When corals are stressed by changes in conditions such as temperature, light, or nutrients, they expel the symbiotic algae living in their tissues, causing them to turn completely white.
In a huge bleaching event this year, over one third one-third of the coral reefs of the central and northern regions of the Great Barrier Reef have died, Queensland researchers said.
Corals north of Cairns which cover a last portion of the Great Barrier Reef , north of Australia had a record highest mortality rate of about 35 % rising to about 50 % in some other areas.
Professor Terry Hughes, director of the ARC Center of Excellence for Coral Reef Studies at James Cook University, said he was “gobsmacked” by the scale of the coral bleaching which far exceeded the two previous events in 1998 and 2002.
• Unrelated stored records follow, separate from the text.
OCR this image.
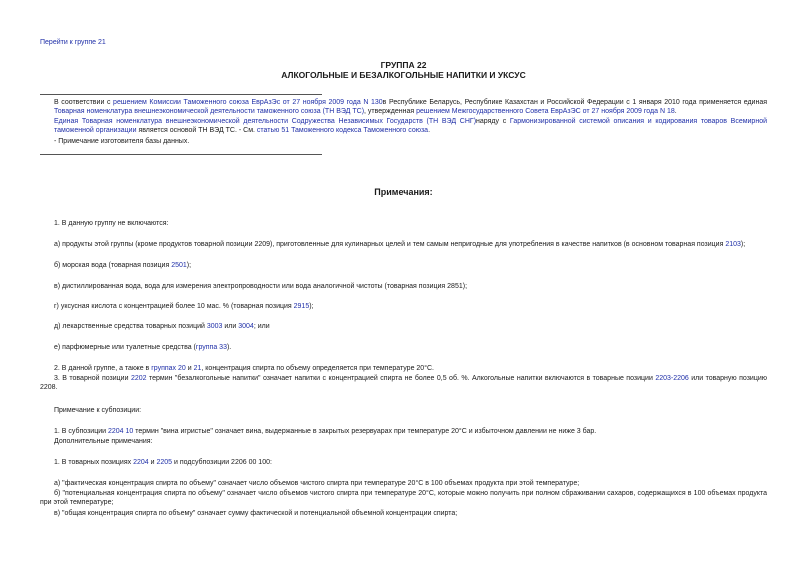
Перейти к группе 21
ГРУППА 22
АЛКОГОЛЬНЫЕ И БЕЗАЛКОГОЛЬНЫЕ НАПИТКИ И УКСУС
В соответствии с решением Комиссии Таможенного союза ЕврАзЭс от 27 ноября 2009 года N 130в Республике Беларусь, Республике Казахстан и Российской Федерации с 1 января 2010 года применяется единая Товарная номенклатура внешнеэкономической деятельности таможенного союза (ТН ВЭД ТС), утвержденная решением Межгосударственного Совета ЕврАзЭС от 27 ноября 2009 года N 18.
Единая Товарная номенклатура внешнеэкономической деятельности Содружества Независимых Государств (ТН ВЭД СНГ)наряду с Гармонизированной системой описания и кодирования товаров Всемирной таможенной организации является основой ТН ВЭД ТС. - См. статью 51 Таможенного кодекса Таможенного союза.
- Примечание изготовителя базы данных.
Примечания:
1. В данную группу не включаются:
а) продукты этой группы (кроме продуктов товарной позиции 2209), приготовленные для кулинарных целей и тем самым непригодные для употребления в качестве напитков (в основном товарная позиция 2103);
б) морская вода (товарная позиция 2501);
в) дистиллированная вода, вода для измерения электропроводности или вода аналогичной чистоты (товарная позиция 2851);
г) уксусная кислота с концентрацией более 10 мас. % (товарная позиция 2915);
д) лекарственные средства товарных позиций 3003 или 3004; или
е) парфюмерные или туалетные средства (группа 33).
2. В данной группе, а также в группах 20 и 21, концентрация спирта по объему определяется при температуре 20°С.
3. В товарной позиции 2202 термин "безалкогольные напитки" означает напитки с концентрацией спирта не более 0,5 об. %. Алкогольные напитки включаются в товарные позиции 2203-2206 или товарную позицию 2208.
Примечание к субпозиции:
1. В субпозиции 2204 10 термин "вина игристые" означает вина, выдержанные в закрытых резервуарах при температуре 20°С и избыточном давлении не ниже 3 бар.
Дополнительные примечания:
1. В товарных позициях 2204 и 2205 и подсубпозиции 2206 00 100:
а) "фактическая концентрация спирта по объему" означает число объемов чистого спирта при температуре 20°С в 100 объемах продукта при этой температуре;
б) "потенциальная концентрация спирта по объему" означает число объемов чистого спирта при температуре 20°С, которые можно получить при полном сбраживании сахаров, содержащихся в 100 объемах продукта при этой температуре;
в) "общая концентрация спирта по объему" означает сумму фактической и потенциальной объемной концентрации спирта;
It is fair to say we were all caught by surprise,” Professor Hughes said. “It’s a huge wake up call because we all thought that coral bleaching was something that happened in the Pacific or the Caribbean which are closer to the epicenter of El Nino events.”
The El Nino of 2015-16 was among the three strongest on record . Reefs in many regions, such as Fiji and the Maldives, have also been hit hard.
Abnormal conditions such as warm seas cause corals to expel tiny photosynthetic algae, called Zooxanthellae. Corals turn white without these and therefore cannot perform photosynthesis and therefore die if they are not recolonized by these photosynthetic algae.